For the past two decades, if you went to ball game at UCSC’s four-acre Lower East Field, it helped if you had excellent eyesight.
The portable scoreboard was only 5 feet wide and 2.5 feet tall. That’s not very large considering that home games for the men’s and women’s soccer teams can draw more than 300 people to the scenic field.
“Usually it is positioned directly across the field from where the guests sit, but it’s not ideal,” said Ryan Andrews, UCSC’s executive director of Student Engagement, which includes the Office of Physical Education, Recreation and Sports [OPERS], Student Organization Advising and Resources [SOAR] as well as Student Media. “You’ve got to have pretty good eyes, and it just doesn’t feel right.”
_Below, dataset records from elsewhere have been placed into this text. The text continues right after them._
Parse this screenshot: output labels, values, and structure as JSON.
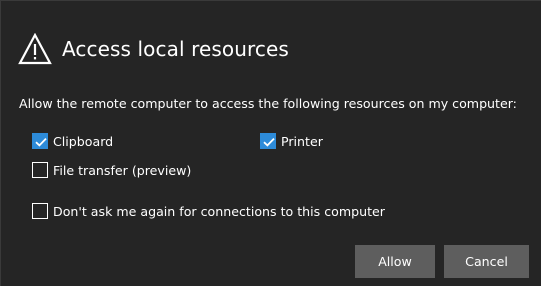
{
  "dialog": {
    "title": "Access local resources",
    "header_icon": "warning-triangle-icon",
    "description": "Allow the remote computer to access the following resources on my computer:",
    "options": {
      "clipboard": {
        "label": "Clipboard",
        "checked": true
      },
      "printer": {
        "label": "Printer",
        "checked": true
      },
      "file_transfer": {
        "label": "File transfer (preview)",
        "checked": false
      },
      "dont_ask": {
        "label": "Don't ask me again for connections to this computer",
        "checked": false
      }
    },
    "buttons": {
      "allow": "Allow",
      "cancel": "Cancel"
    }
  },
  "colors": {
    "background": "#252525",
    "checkbox_checked": "#2d8bd9",
    "button": "#5e5e5e",
    "text": "#ffffff"
  }
}
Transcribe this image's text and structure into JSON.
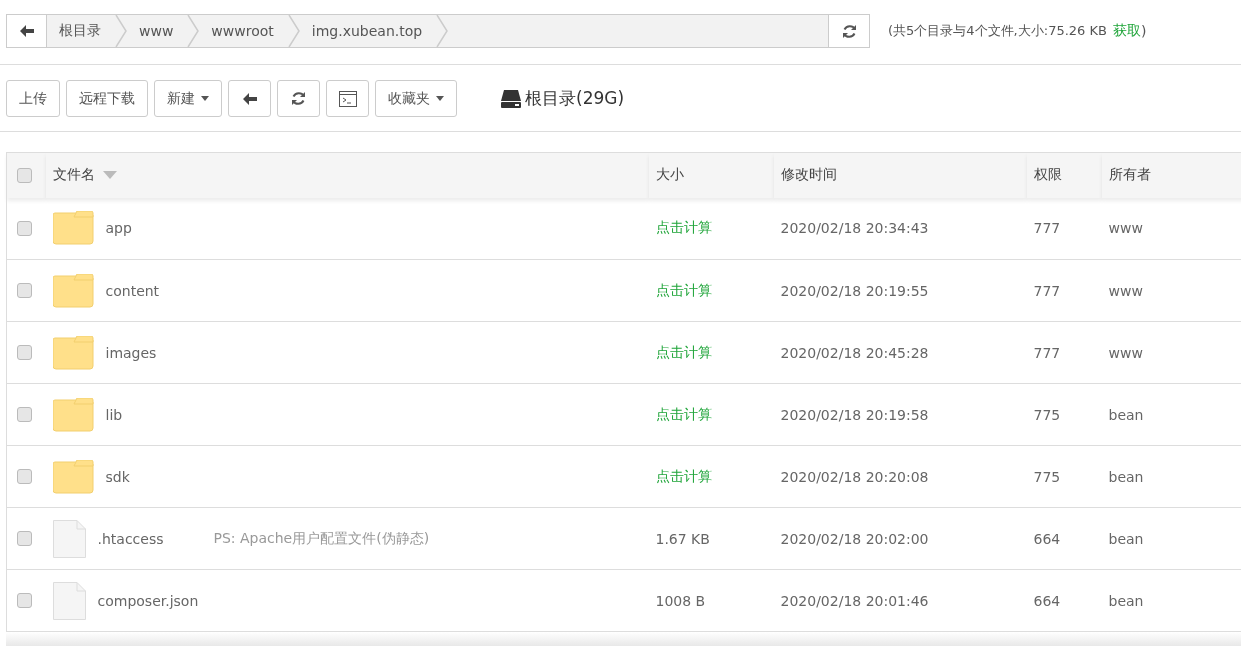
{
  "breadcrumb": {
    "items": [
      "根目录",
      "www",
      "wwwroot",
      "img.xubean.top"
    ]
  },
  "summary": {
    "text": "(共5个目录与4个文件,大小:75.26 KB",
    "link": "获取",
    "close": ")"
  },
  "toolbar": {
    "buttons": [
      {
        "kind": "text",
        "label": "上传"
      },
      {
        "kind": "text",
        "label": "远程下载"
      },
      {
        "kind": "dropdown",
        "label": "新建"
      },
      {
        "kind": "back"
      },
      {
        "kind": "refresh"
      },
      {
        "kind": "terminal"
      },
      {
        "kind": "dropdown",
        "label": "收藏夹"
      }
    ],
    "disk": "根目录(29G)"
  },
  "table": {
    "select_all": {
      "checked": false
    },
    "columns": [
      "文件名",
      "大小",
      "修改时间",
      "权限",
      "所有者"
    ],
    "rows": [
      {
        "kind": "folder",
        "name": "app",
        "size": "点击计算",
        "modified": "2020/02/18 20:34:43",
        "permission": "777",
        "owner": "www",
        "checked": false
      },
      {
        "kind": "folder",
        "name": "content",
        "size": "点击计算",
        "modified": "2020/02/18 20:19:55",
        "permission": "777",
        "owner": "www",
        "checked": false
      },
      {
        "kind": "folder",
        "name": "images",
        "size": "点击计算",
        "modified": "2020/02/18 20:45:28",
        "permission": "777",
        "owner": "www",
        "checked": false
      },
      {
        "kind": "folder",
        "name": "lib",
        "size": "点击计算",
        "modified": "2020/02/18 20:19:58",
        "permission": "775",
        "owner": "bean",
        "checked": false
      },
      {
        "kind": "folder",
        "name": "sdk",
        "size": "点击计算",
        "modified": "2020/02/18 20:20:08",
        "permission": "775",
        "owner": "bean",
        "checked": false
      },
      {
        "kind": "file",
        "name": ".htaccess",
        "note": "PS: Apache用户配置文件(伪静态)",
        "size": "1.67 KB",
        "modified": "2020/02/18 20:02:00",
        "permission": "664",
        "owner": "bean",
        "checked": false
      },
      {
        "kind": "file",
        "name": "composer.json",
        "size": "1008 B",
        "modified": "2020/02/18 20:01:46",
        "permission": "664",
        "owner": "bean",
        "checked": false
      }
    ]
  }
}
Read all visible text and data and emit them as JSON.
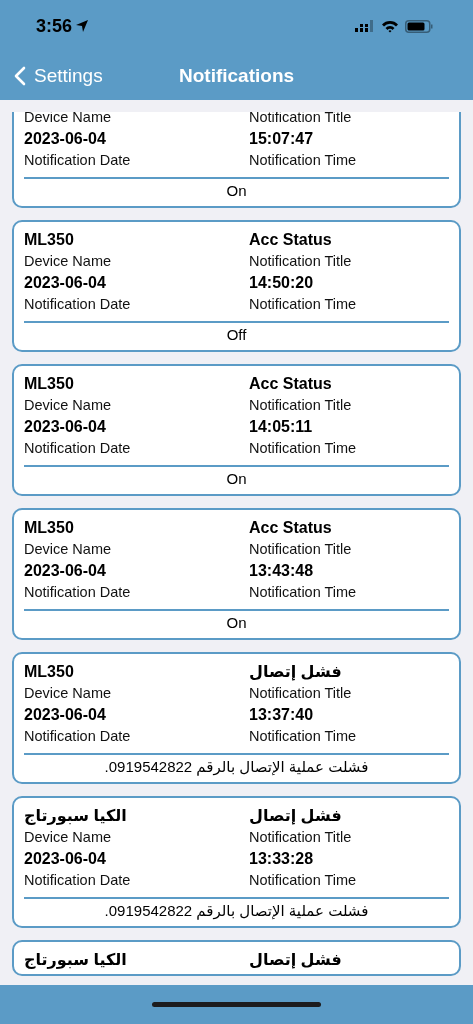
{
  "status_bar": {
    "time": "3:56"
  },
  "nav_bar": {
    "back_label": "Settings",
    "title": "Notifications"
  },
  "notifications": [
    {
      "date": "2023-06-04",
      "time": "15:07:47",
      "device_name_label": "Device Name",
      "title_label": "Notification Title",
      "date_label": "Notification Date",
      "time_label": "Notification Time",
      "message": "On"
    },
    {
      "device_name": "ML350",
      "title": "Acc Status",
      "device_name_label": "Device Name",
      "title_label": "Notification Title",
      "date": "2023-06-04",
      "time": "14:50:20",
      "date_label": "Notification Date",
      "time_label": "Notification Time",
      "message": "Off"
    },
    {
      "device_name": "ML350",
      "title": "Acc Status",
      "device_name_label": "Device Name",
      "title_label": "Notification Title",
      "date": "2023-06-04",
      "time": "14:05:11",
      "date_label": "Notification Date",
      "time_label": "Notification Time",
      "message": "On"
    },
    {
      "device_name": "ML350",
      "title": "Acc Status",
      "device_name_label": "Device Name",
      "title_label": "Notification Title",
      "date": "2023-06-04",
      "time": "13:43:48",
      "date_label": "Notification Date",
      "time_label": "Notification Time",
      "message": "On"
    },
    {
      "device_name": "ML350",
      "title": "فشل إتصال",
      "device_name_label": "Device Name",
      "title_label": "Notification Title",
      "date": "2023-06-04",
      "time": "13:37:40",
      "date_label": "Notification Date",
      "time_label": "Notification Time",
      "message": "فشلت عملية الإتصال بالرقم 0919542822."
    },
    {
      "device_name": "الكيا سبورتاج",
      "title": "فشل إتصال",
      "device_name_label": "Device Name",
      "title_label": "Notification Title",
      "date": "2023-06-04",
      "time": "13:33:28",
      "date_label": "Notification Date",
      "time_label": "Notification Time",
      "message": "فشلت عملية الإتصال بالرقم 0919542822."
    },
    {
      "device_name": "الكيا سبورتاج",
      "title": "فشل إتصال"
    }
  ]
}
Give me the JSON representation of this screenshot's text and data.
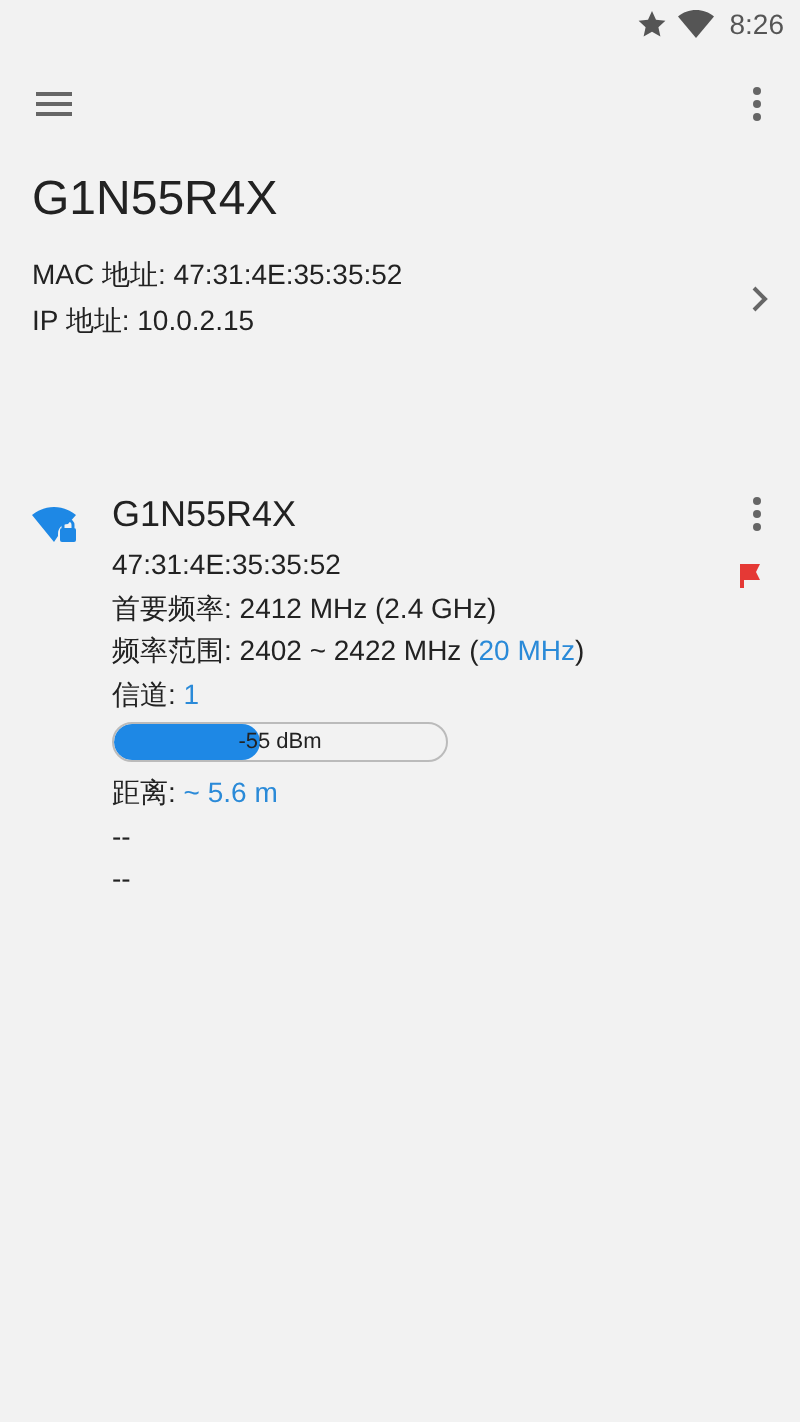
{
  "status_bar": {
    "time": "8:26"
  },
  "header": {
    "ssid": "G1N55R4X",
    "lines": [
      {
        "parts": [
          {
            "text": "MAC 地址: 47:31:4E:35:35:52",
            "accent": false
          }
        ]
      },
      {
        "parts": [
          {
            "text": "IP 地址: 10.0.2.15",
            "accent": false
          }
        ]
      }
    ]
  },
  "network": {
    "ssid": "G1N55R4X",
    "flagged": true,
    "lines": [
      {
        "parts": [
          {
            "text": "47:31:4E:35:35:52",
            "accent": false
          }
        ]
      },
      {
        "parts": [
          {
            "text": "首要频率: 2412 MHz (2.4 GHz)",
            "accent": false
          }
        ]
      },
      {
        "parts": [
          {
            "text": "频率范围: 2402 ~ 2422 MHz (",
            "accent": false
          },
          {
            "text": "20 MHz",
            "accent": true
          },
          {
            "text": ")",
            "accent": false
          }
        ]
      },
      {
        "parts": [
          {
            "text": "信道: ",
            "accent": false
          },
          {
            "text": "1",
            "accent": true
          }
        ]
      }
    ],
    "signal": {
      "level": 0.44,
      "reading": "-55 dBm"
    },
    "lines_after": [
      {
        "parts": [
          {
            "text": "距离: ",
            "accent": false
          },
          {
            "text": "~ 5.6 m",
            "accent": true
          }
        ]
      },
      {
        "parts": [
          {
            "text": "--",
            "accent": false
          }
        ]
      },
      {
        "parts": [
          {
            "text": "--",
            "accent": false
          }
        ]
      }
    ]
  }
}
This longstanding situation is about to change thanks, to a donation by Wells Fargo Bank, which is paying for the $15,000 project – the first permanent outer playing field scoreboard in the campus’s history. The scoreboard will be solar-powered.
A Wells Fargo representative, Michelle Bassi, found out about the scoreboard situation during a tour of the campus, following Wells Fargo’s initial sponsorship of UCSC’s annual Scholarship Benefit Dinner. The bank tabled at a recent student orientation event and has ATMS on the campus.
Later, several other Wells Fargo representatives, including Jeff Oellerich, vice president’ community banking district manager, and senior vice president/regional marketing director Alec Hughes, also visited the site and approved the donation to pay for the scoreboard.
The scoreboard’s installation, scheduled for late this summer, is good news for sports groups that use the field, including men’s and women’s soccer, which hold matches as well as practice here. Rugby, ultimate Frisbee and various intramural sports teams also play there.
The new project will be installed in time for a major soccer tournament this fall on campus.
The current portable scoreboard operates on a generator, and must be hauled out for each match.
“It basically gives you the number of goals and the timing, and that’s it,” Andrews said. “We run a big extension cord to the generator.”
The dimensions of the upcoming permanent scoreboard will be much more viewer-friendly than the old one. It will be 5 feet and 6 inches high and 16 feet across. The board will be set up on seven-foot-high posts for even better visibility.
As an additional perk, the pesky extension cord will no longer snake across the field; there will be no need to draw power from a generator.
“This scoreboard is going to enhance the experience for players as well as spectators at the Lower East Field,” said Kathleen Hughes, UCSC’s director of development. “The fact that it’s solar-powered is an additional boon for the campus. This fits right in with all the eco-friendly building, retrofitting and carbon-reducing projects we’re seeing on campus right now.”